Nicht falsch verstehen. Wer die Volatilität glätten möchte, sich umwohl bei schwankenden Börsen fühlt und/oder “Sorge” um seinen Vermögensstand hat (gerade im fortgeschrittenem Alter), sollte wohl tunlichst auf 100% Aktienquote verzichten. Verstehe ich. Völlig legitim.

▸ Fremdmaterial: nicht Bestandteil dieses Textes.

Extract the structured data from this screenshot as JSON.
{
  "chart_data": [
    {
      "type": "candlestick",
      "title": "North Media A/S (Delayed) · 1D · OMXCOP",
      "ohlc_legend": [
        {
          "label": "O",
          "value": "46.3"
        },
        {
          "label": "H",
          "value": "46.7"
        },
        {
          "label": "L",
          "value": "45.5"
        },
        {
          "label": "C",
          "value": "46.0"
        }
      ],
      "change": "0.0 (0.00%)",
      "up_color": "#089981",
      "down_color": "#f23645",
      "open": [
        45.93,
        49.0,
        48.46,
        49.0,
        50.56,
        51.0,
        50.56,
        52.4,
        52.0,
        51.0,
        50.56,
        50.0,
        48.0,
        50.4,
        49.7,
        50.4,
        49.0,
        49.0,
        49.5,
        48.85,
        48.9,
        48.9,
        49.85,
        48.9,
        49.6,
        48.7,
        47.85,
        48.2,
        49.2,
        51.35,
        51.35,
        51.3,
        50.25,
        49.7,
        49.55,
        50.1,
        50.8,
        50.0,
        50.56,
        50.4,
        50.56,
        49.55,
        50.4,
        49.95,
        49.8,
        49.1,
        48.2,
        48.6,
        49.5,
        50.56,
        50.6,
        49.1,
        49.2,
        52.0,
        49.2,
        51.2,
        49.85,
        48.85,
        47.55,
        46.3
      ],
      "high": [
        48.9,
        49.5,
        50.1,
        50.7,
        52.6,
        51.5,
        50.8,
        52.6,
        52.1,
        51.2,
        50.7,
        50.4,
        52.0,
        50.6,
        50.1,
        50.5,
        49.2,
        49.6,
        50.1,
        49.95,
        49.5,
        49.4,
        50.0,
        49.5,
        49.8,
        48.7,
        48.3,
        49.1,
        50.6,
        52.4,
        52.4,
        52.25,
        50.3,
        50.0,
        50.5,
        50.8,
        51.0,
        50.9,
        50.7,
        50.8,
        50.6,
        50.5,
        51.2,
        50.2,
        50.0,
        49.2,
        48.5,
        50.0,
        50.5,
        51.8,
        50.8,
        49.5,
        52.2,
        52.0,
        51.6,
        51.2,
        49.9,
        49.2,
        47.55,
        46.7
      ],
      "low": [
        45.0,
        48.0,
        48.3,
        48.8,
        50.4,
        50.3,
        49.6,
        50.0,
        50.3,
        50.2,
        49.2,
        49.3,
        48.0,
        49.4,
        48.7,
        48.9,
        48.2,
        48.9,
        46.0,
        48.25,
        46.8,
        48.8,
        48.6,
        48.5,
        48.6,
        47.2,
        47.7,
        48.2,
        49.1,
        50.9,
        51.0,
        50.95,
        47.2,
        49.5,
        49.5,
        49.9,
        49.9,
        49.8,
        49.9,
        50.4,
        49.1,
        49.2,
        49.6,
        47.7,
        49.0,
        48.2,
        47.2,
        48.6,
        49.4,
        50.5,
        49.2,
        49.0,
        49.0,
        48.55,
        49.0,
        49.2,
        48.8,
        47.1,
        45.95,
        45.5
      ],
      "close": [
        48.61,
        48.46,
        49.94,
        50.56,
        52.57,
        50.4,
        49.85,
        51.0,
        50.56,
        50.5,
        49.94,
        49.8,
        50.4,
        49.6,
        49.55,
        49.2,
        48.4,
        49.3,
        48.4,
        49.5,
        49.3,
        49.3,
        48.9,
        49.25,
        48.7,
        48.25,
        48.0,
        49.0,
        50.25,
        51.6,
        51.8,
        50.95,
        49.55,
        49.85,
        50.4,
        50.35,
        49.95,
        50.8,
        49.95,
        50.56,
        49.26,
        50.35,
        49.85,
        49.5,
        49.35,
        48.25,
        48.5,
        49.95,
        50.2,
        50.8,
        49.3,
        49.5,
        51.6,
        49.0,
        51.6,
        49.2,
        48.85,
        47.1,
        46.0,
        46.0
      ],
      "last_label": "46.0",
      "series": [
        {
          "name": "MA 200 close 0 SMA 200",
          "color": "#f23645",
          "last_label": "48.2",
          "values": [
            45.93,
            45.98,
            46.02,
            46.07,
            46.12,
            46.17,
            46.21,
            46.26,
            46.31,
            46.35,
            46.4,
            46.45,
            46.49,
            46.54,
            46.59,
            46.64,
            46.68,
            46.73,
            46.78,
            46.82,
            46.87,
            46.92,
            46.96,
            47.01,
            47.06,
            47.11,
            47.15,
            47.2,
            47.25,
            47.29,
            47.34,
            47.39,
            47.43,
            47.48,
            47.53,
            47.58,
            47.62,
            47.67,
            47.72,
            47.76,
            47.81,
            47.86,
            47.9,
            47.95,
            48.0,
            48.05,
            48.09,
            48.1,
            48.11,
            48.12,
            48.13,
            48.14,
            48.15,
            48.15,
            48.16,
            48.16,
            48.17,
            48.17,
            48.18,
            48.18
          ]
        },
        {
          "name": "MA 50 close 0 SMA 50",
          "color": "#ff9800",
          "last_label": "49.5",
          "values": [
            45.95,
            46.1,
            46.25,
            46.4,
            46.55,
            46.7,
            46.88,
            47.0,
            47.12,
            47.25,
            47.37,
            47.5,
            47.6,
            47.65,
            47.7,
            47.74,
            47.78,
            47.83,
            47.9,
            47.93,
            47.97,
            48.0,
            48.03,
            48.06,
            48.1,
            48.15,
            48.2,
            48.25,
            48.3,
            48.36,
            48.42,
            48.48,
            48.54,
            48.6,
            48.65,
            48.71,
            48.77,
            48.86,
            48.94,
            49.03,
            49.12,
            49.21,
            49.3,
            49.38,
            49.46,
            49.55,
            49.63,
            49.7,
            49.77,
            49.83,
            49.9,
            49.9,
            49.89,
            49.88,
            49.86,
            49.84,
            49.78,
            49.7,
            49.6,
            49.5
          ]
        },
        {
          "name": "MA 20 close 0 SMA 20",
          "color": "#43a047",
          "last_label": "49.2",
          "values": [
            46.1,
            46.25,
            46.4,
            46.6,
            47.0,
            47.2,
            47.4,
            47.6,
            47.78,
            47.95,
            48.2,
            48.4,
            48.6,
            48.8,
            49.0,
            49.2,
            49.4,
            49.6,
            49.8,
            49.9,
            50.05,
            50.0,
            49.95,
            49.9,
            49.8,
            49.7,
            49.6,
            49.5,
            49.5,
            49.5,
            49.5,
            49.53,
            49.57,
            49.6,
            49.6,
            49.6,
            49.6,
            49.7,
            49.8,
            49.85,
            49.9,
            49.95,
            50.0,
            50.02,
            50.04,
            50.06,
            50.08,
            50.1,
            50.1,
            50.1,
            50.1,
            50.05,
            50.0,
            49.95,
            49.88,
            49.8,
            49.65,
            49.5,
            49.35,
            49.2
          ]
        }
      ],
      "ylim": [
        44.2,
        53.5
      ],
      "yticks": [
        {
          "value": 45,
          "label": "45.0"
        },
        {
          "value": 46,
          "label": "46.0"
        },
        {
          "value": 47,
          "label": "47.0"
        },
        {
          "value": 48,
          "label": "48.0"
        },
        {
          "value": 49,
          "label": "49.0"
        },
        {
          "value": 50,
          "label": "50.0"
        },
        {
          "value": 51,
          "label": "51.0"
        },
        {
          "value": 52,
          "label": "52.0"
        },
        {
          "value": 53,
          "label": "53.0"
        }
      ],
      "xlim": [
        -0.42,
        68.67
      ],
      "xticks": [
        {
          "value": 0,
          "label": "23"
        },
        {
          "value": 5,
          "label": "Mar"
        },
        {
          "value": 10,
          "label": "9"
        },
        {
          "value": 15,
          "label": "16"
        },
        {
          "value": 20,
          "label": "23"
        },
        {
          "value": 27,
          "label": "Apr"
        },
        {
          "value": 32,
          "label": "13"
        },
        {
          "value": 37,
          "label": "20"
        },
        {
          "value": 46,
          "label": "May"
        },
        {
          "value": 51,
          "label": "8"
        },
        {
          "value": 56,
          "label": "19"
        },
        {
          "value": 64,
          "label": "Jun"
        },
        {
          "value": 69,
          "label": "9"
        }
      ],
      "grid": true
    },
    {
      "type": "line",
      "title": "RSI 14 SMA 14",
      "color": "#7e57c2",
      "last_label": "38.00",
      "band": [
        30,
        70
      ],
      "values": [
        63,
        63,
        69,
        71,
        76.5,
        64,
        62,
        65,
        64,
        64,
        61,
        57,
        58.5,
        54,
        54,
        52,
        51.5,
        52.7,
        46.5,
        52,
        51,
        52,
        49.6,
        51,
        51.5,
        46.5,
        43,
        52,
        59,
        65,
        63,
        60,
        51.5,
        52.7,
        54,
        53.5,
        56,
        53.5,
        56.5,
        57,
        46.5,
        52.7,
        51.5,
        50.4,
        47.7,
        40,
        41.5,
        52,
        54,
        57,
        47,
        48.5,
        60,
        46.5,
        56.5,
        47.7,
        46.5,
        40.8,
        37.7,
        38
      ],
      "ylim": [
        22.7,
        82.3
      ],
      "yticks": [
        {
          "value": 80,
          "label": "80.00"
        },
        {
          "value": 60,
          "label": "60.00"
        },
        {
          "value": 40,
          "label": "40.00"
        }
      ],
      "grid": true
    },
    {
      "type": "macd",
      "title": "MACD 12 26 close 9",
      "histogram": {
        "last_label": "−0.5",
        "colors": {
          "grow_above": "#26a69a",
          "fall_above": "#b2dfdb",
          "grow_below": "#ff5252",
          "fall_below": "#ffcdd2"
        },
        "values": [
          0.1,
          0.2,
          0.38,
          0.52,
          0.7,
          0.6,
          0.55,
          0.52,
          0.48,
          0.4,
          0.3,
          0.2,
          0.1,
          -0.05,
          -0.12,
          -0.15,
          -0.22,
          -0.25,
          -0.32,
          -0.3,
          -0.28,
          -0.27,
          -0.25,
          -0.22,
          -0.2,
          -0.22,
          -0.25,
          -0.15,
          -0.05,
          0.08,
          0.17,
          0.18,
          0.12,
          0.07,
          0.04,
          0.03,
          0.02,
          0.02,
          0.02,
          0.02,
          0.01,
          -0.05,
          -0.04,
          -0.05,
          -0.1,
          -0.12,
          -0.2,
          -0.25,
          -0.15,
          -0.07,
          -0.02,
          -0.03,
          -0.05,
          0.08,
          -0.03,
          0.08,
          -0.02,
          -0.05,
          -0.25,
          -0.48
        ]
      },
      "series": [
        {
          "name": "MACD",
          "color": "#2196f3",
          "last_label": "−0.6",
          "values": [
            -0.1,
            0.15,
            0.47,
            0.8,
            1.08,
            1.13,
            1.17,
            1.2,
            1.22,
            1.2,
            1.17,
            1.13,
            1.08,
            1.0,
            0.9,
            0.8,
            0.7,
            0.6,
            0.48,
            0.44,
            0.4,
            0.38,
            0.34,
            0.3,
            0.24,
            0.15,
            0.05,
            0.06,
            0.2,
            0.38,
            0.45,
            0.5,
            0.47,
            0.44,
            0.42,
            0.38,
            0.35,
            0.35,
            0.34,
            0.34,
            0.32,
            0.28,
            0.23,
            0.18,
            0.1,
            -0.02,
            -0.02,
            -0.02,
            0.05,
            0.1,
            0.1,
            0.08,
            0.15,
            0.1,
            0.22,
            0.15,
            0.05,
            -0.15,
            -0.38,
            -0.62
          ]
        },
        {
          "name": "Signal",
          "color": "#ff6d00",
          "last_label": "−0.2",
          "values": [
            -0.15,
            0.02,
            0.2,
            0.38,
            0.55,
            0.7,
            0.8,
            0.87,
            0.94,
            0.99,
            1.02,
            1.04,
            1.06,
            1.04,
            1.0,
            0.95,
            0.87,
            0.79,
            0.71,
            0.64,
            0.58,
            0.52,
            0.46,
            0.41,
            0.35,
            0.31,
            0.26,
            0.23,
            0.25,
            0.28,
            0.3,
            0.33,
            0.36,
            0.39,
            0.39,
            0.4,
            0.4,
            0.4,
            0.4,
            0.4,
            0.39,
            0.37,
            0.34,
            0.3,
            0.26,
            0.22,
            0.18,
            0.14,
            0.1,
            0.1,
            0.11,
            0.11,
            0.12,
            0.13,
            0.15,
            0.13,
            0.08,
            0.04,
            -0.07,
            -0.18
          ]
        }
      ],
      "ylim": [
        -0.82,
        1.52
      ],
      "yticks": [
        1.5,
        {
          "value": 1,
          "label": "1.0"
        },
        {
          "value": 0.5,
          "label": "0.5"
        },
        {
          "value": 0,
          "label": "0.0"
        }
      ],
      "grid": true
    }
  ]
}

Warum aber eine 100%-Quote beim Asset Aktie per se nicht klug ist – das leuchtet mir nicht ein. Kannst du deine Behauptung vielleicht noch erläutern? Eine Antwort habe ich von dir noch nicht vernommen.

-M
1 Jahr zuvor

Rüdiger,

Auch weiß man nicht genau, welche der Pilze vergiftet sind 😉

 

@ -X% heute

Man sollte langsam mit den Schwankungen nach spätestens diesem Jahr doch mal klar kommen. Das ist doch nun wirklich nichts besonderes mehr und man sollte dem kaum Beachtung schenken (es sei denn man kauft was dazu)

-M

Bruno
1 Jahr zuvor

@Pilze

Dafür ist die Pilzkontrolle zuständig 😀

@Crashprognosen

Bis SPÄTESTENS Ende 2020 sollte doch das Finanzsystem zusammenkrachen, es muss sich langsam beeilen oder wurden die Termine bereits neu gesetzt?

Pocahontas
1 Jahr zuvor

@Jürgen Klopp

Ist ja jetzt nicht wirklich überraschend, oder? Da ist zuviel Euphorie drin und noch ist Corona längst nicht gebannt.

@100%

Alles auf eine Anlageklasse setzen, hat nichts mit Diversifikation zutun. Das muss aber jetzter mit seiner eigenen Risikotragfähigkeit ausmachen.

@Video Beck / Friedrich

Vielen Dank nochmals für das Video. Herr Beck war wunderbar souverän und hat sich von den plumpen Attacken Friedrichs nicht aus der Reserve locken lassen. In puncto Fachwissen hatte man eher den Eindruck, dass da ein Meister und ein Lehrling sitzen – Letzterer aber immer wieder versucht “Expertise” (Halbwissen) reinzuwerfen wie M1 oder Vergleiche mit Argenitinien.

Ralf
1 Jahr zuvor

@Pilze: Ein köstlicher Steinpilz für jedes Depotmenü ist für mich z.B. die bereits häufiger gepriesene Danaher oder Blackrock. Was sind eure Leckerbissen im Depot?